A gift to Donald Tusk’s government.  Borrowing will be much cheaper

4.97 percent — that’s profitability (hereafter the equivalent of the interest paid from our taxes to bond purchasers) Polish 10-year treasury bonds In quotes on Wednesday. The first downward breakout of five percent occurred on Tuesday, but the close of the day was once again above that mark. But on Wednesday, the rankings appear to want to stabilize at the levels of the top four.

See also: New OECD forecasts for Poland. How long will we wait for the economy to recover?

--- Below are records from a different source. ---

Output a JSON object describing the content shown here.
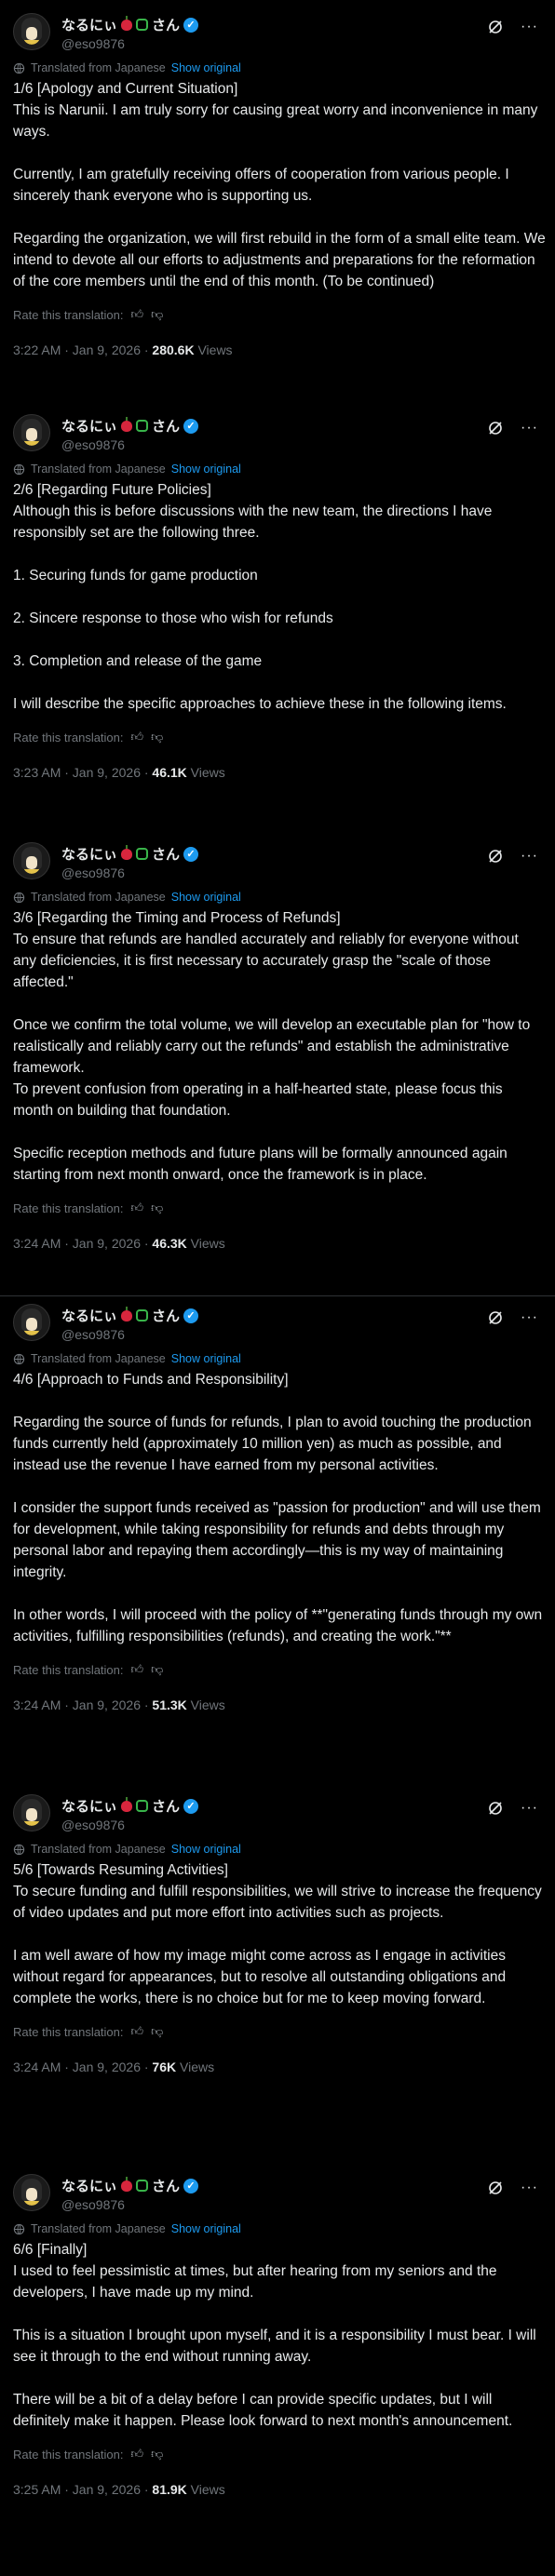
{
  "author": {
    "display_name": "なるにぃ",
    "display_suffix": "さん",
    "handle": "@eso9876"
  },
  "translation": {
    "translated_label": "Translated from Japanese",
    "show_original": "Show original",
    "rate_label": "Rate this translation:"
  },
  "icons": {
    "verified": "verified-badge-icon",
    "grok": "grok-icon",
    "more": "more-icon",
    "globe": "globe-icon",
    "thumb_up": "thumbs-up-icon",
    "thumb_down": "thumbs-down-icon"
  },
  "colors": {
    "accent": "#1d9bf0",
    "background": "#000000",
    "text": "#e7e9ea",
    "muted": "#71767b"
  },
  "tweets": [
    {
      "body": "1/6 [Apology and Current Situation]\nThis is Narunii. I am truly sorry for causing great worry and inconvenience in many ways.\n\nCurrently, I am gratefully receiving offers of cooperation from various people. I sincerely thank everyone who is supporting us.\n\nRegarding the organization, we will first rebuild in the form of a small elite team. We intend to devote all our efforts to adjustments and preparations for the reformation of the core members until the end of this month. (To be continued)",
      "time": "3:22 AM · Jan 9, 2026 · ",
      "views_count": "280.6K",
      "views_label": " Views"
    },
    {
      "body": "2/6 [Regarding Future Policies]\nAlthough this is before discussions with the new team, the directions I have responsibly set are the following three.\n\n1. Securing funds for game production\n\n2. Sincere response to those who wish for refunds\n\n3. Completion and release of the game\n\nI will describe the specific approaches to achieve these in the following items.",
      "time": "3:23 AM · Jan 9, 2026 · ",
      "views_count": "46.1K",
      "views_label": " Views"
    },
    {
      "body": "3/6 [Regarding the Timing and Process of Refunds]\nTo ensure that refunds are handled accurately and reliably for everyone without any deficiencies, it is first necessary to accurately grasp the \"scale of those affected.\"\n\nOnce we confirm the total volume, we will develop an executable plan for \"how to realistically and reliably carry out the refunds\" and establish the administrative framework.\nTo prevent confusion from operating in a half-hearted state, please focus this month on building that foundation.\n\nSpecific reception methods and future plans will be formally announced again starting from next month onward, once the framework is in place.",
      "time": "3:24 AM · Jan 9, 2026 · ",
      "views_count": "46.3K",
      "views_label": " Views"
    },
    {
      "body": "4/6 [Approach to Funds and Responsibility]\n\nRegarding the source of funds for refunds, I plan to avoid touching the production funds currently held (approximately 10 million yen) as much as possible, and instead use the revenue I have earned from my personal activities.\n\nI consider the support funds received as \"passion for production\" and will use them for development, while taking responsibility for refunds and debts through my personal labor and repaying them accordingly—this is my way of maintaining integrity.\n\nIn other words, I will proceed with the policy of **\"generating funds through my own activities, fulfilling responsibilities (refunds), and creating the work.\"**",
      "time": "3:24 AM · Jan 9, 2026 · ",
      "views_count": "51.3K",
      "views_label": " Views"
    },
    {
      "body": "5/6 [Towards Resuming Activities]\nTo secure funding and fulfill responsibilities, we will strive to increase the frequency of video updates and put more effort into activities such as projects.\n\nI am well aware of how my image might come across as I engage in activities without regard for appearances, but to resolve all outstanding obligations and complete the works, there is no choice but for me to keep moving forward.",
      "time": "3:24 AM · Jan 9, 2026 · ",
      "views_count": "76K",
      "views_label": " Views"
    },
    {
      "body": "6/6 [Finally]\nI used to feel pessimistic at times, but after hearing from my seniors and the developers, I have made up my mind.\n\nThis is a situation I brought upon myself, and it is a responsibility I must bear. I will see it through to the end without running away.\n\nThere will be a bit of a delay before I can provide specific updates, but I will definitely make it happen. Please look forward to next month's announcement.",
      "time": "3:25 AM · Jan 9, 2026 · ",
      "views_count": "81.9K",
      "views_label": " Views"
    }
  ]
}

In December, yields fell by 0.53 percentage points. To show the scale of this phenomenon, if the interest rate on the entire state treasury debt fell by this much, the savings could amount to PLN 7 billion per year on interest payments. In 2024 alone, the government must borrow over PLN 420 billion (and perhaps more after new spending plans), saving 0.53 percentage points. The benefits will result in savings of PLN 2.2 billion in annual expenses. Since September, the yield on Polish 10-year bonds has fallen by as much as 0.93 percentage points.

Profitability of 10-year Polish bonds


The previous increase in interest rates led to a wave of inflation and higher interest rates this year until October The cost of debt servicing amounted to PLN 45 billion, or 8.8%. state expenditures, While a year ago in the same period it was 24 billion Polish zlotys and 6%. Expenses. In the current year Already 9.5 percent of taxes paid by Poles was used to pay off debts.

The transcript continues below the video

Interestingly, the recent decline in our bond yields is still ongoing, and the new government has just announced an increase in the already huge budget deficit. The offering will amount to PLN 180 billion, not PLN 165 billion as in the law prepared during the PiS government, which means it will be PLN 15 billion larger. The new costs introduced by the new government are expected to reach PLN 40-45 billion, so, like his predecessors, it seems that many expenses will be shifted outside the budget, although Minister Domanski talks about looking for savings, among other things. In the form of unfreezing energy prices starting mid-year. If this is the case, why are returns falling? Is the assessment of Donald Tusk’s government that good even before he begins governing in earnest?